The IMF does not believe in democracy and does not employ democratic processes in the printing and management of its currency.
Best of all, from the IMF’s perspective, there would be no democratic oversight or accountability for its money printing operations.
While the IMF was drawing up its plans for a global SDR currency which can be printed globally, it is clear in its anti-democratic leanings, what it calls “political considerations”, while, pushing Africa- Ghana to practice absolute democracy which they know very well will never help any country in Africa to develop its currencies.
The SDR’s blueprint calls for the appointment of an advisory board of top-notch experts to provide direction on the amount of money printing in the new SDR system. Perhaps, these experts would be selected from among the same economists and central bank workers who led the international monetary system to almost destruction in 2008.
In any case, they would be selected without the public hearing and press scrutiny that come with democratic societies and would be able to operate in secret once appointed.
One in a million is able to diagnose IMF’s tactics on the SDR.
The process of creating the SDR engages all the hidden destructive forces in economic law and does it in a manner, that only one man in a million is able to diagnose. Only very few understand the inner workings of the IMF. We hope to gain a fuller understanding of those inner and hidden workings before the IMF implements its plan to completely displace the dollar with SDRs.

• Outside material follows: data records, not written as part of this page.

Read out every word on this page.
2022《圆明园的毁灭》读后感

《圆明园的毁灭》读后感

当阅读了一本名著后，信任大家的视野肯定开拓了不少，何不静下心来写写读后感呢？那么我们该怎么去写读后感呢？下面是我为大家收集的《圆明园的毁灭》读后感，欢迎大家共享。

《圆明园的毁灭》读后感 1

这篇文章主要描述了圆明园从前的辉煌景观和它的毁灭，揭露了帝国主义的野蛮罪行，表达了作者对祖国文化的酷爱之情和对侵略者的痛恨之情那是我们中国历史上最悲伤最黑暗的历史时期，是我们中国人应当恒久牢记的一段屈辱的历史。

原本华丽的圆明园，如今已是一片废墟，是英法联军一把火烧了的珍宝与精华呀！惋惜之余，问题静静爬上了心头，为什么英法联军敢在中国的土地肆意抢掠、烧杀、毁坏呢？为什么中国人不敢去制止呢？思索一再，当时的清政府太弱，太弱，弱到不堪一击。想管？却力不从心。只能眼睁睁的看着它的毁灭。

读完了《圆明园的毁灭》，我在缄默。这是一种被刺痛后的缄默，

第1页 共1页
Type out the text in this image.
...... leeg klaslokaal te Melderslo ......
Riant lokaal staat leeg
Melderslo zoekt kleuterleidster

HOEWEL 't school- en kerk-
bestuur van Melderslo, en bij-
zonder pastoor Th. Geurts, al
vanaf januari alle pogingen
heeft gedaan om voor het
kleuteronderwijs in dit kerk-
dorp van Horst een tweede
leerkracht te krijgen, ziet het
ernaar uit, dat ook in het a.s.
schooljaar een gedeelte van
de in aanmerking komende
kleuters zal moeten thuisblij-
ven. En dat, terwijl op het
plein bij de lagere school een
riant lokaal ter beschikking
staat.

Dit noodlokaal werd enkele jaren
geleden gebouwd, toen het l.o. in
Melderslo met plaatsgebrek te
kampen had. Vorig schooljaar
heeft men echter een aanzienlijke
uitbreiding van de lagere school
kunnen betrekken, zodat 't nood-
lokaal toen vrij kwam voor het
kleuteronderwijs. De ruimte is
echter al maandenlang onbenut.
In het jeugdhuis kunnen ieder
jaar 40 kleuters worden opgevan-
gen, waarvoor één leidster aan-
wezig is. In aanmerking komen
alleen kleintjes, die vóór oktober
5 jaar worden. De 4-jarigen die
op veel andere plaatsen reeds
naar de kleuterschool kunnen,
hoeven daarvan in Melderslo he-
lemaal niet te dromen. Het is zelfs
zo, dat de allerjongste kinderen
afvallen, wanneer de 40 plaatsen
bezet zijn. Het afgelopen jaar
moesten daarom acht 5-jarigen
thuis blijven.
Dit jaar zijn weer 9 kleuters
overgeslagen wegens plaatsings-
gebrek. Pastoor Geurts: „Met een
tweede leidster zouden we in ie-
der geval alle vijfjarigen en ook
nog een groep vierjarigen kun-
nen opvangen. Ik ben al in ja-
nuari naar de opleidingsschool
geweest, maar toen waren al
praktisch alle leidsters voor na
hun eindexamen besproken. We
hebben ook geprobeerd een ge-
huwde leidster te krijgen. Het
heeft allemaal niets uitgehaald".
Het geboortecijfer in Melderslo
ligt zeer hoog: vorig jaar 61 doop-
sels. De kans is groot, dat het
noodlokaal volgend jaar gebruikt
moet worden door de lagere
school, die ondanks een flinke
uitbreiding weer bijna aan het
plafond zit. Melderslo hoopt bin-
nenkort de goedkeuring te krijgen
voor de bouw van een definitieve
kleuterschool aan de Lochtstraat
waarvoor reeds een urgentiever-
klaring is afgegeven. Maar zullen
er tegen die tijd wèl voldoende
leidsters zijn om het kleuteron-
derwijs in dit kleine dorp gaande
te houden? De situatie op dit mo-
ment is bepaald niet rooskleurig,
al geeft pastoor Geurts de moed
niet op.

In the end, the IMF’s plan for the SDR as announced in the blueprint document is expedient, not a solution.
It confronts the unavoidable sequential failure of fi at (paper and ink) money regimes by creating new fiat money.
Its papers cover the problems of paper currencies with a new kind of paper, just like replacing an old car model with a newer version - nothing really changes.
Return to Gold Standard
Again, the only way to be “economically safe” as a country is to be bold enough to return to the Gold standard. Gold generates more impassioned advocacy, both for and against, than any other subject in international finance.
Gold is not a commodity. Gold is not an investment. Gold is money par excellence. It is truly scarce. It took me 16 years to understudy and understand this, and it’s clearly unfair to Africa.
“Only Gold is God’s Money and it is 100 per cent reliable.”- Kokroko Kwasi Kokuro Oppong-Agyare.